Amy Tan has always followed a formula. While I love her writing, it would be hard to distinguish one book of hers from the other. The Joy Luck Club was fantastic, and I liked The Kitchen God’s Wife and The Hundred Secret Senses, but after that, I stopped. Every book seemed like a version of the previous one – quirky titles, Chinese-American conflict, generational gap conflict, and a confused protagonist; it stopped getting interesting for me.
Then I saw Saving Fish From Drowning last month and thought, ho-hum, more of the same. I then turned to the back of the book and read the blurb.
Hmm…this sounds interesting. For one, it was set in Burma (Myanmar), and two, it wasn’t a family story.
And so I picked it up.
What It’s About
San Francisco art patron Bibi Chen has planned a journey of the senses along the famed Burma Road for eleven lucky friends. But after her mysterious death, Bibi watches aghast from her ghostly perch as the travelers veer off her itinerary and embark on a trail paved with cultural gaffes and tribal curses, Buddhist illusions, and romantic desires. On Christmas morning, the tourists cruise across a misty lake and disappear.
~ Synopsis from Goodreads
My Review
So, this book is way different from Amy Tan’s other books. This book is outside of her usual voice and writing style. It’s also pretty bizarre and out there (in a good way).

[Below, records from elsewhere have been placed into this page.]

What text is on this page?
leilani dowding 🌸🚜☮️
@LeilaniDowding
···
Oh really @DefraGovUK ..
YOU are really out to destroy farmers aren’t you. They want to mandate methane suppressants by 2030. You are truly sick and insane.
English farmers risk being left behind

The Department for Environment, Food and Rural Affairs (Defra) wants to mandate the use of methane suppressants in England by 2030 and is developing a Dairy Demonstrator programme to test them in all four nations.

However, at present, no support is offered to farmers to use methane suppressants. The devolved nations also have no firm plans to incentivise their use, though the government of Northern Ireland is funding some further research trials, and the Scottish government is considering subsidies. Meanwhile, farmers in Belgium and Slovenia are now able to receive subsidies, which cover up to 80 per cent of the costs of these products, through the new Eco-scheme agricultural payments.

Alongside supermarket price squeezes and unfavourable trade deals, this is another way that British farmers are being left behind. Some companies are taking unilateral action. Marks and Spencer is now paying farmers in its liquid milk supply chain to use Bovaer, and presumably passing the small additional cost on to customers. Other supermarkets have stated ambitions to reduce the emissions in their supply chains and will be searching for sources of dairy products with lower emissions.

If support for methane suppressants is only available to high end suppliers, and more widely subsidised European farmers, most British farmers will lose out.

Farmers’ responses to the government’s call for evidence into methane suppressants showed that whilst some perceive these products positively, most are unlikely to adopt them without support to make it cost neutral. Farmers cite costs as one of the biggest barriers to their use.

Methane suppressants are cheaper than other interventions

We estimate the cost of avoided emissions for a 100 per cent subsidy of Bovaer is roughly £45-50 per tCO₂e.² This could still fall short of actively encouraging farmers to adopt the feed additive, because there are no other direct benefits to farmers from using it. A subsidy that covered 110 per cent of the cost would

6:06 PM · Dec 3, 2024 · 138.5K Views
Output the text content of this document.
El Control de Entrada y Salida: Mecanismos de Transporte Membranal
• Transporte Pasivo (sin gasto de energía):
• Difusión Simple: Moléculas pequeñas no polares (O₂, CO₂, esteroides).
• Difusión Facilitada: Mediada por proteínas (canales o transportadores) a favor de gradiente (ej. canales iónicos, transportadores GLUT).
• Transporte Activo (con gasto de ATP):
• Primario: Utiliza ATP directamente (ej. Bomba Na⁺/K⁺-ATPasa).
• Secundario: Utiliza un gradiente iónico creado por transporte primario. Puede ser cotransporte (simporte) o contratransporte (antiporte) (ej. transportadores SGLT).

12 American tourists go on a package tour to China and Myanmar. During this trip, they create every foreigner faux pas possible, from peeing on fertility goddesses to getting mixed up with the military junta and getting every sickness under the sun. Eventually, they are absconded by a hidden Karen tribe, convinced the young boy in their travel group is the second coming of The Younger White Brother, who will save them from the oppressive regime of Myanmar’s militaristic government.
At first, the tribe genuinely believes that the white boy will save them. However, once they realize they are wrong, they adroitly maneuver the situation to get a hit reality show on American TV.
Yes, that’s what I meant when I said the plot is bizarre. Quirky would also be a good word to describe it.
But sadly, while the idea is good, I think the execution went a bit wonky.
For one, the book is overlong for the story it wants to tell. I usually enjoy travelogues, but this one started extremely slow and dull. I also think 12 tourists was a bit too much. Amy Tan could easily have cut a couple of underdeveloped characters and made the book tighter. The story rambles until more than the middle of the book when the kidnapping occurs.
The first half of the book emphasizes the tourists’ ignorance. The Ugly American trope is played up to the max, stretching all limits of the reader’s credulity. There is one situation where the tourists conduct themselves abominably in a Chinese temple. They anger the locals and are forced to flee the place quickly. It was funny, but I also thought it was disrespectful to everybody concerned – the natives and the tourists. Throughout, the book gave me these uneasy laughs, especially where tragedy and farce are mixed in a very jarring way.
The book settles down a bit once the kidnapping occurs. The kidnapping is hilarious, with the tourists getting tricked into hiking into the jungle with the Karen tribe. They don’t even realize that they have been kidnapped until the end of the book!
Amy Tan then uses the tribals’ situation to educate us about some of the ongoing issues in Myanmar – the government’s brutality, the people’s sad state, and so on.
The book ended on a mixed note for me. The book lingers quite a bit on all the tourists letting us know what happens to each of them. However, the tribals’ fate ends abruptly in a couple of paragraphs.
Overall, this is an uneven book. I liked the uniqueness of the plot, and the humor really shines in places, but the book was too long, and the plot was not meaty enough. I love that Amy Tan has tried something new with this book, and I look forward to reading more such unique stories from her.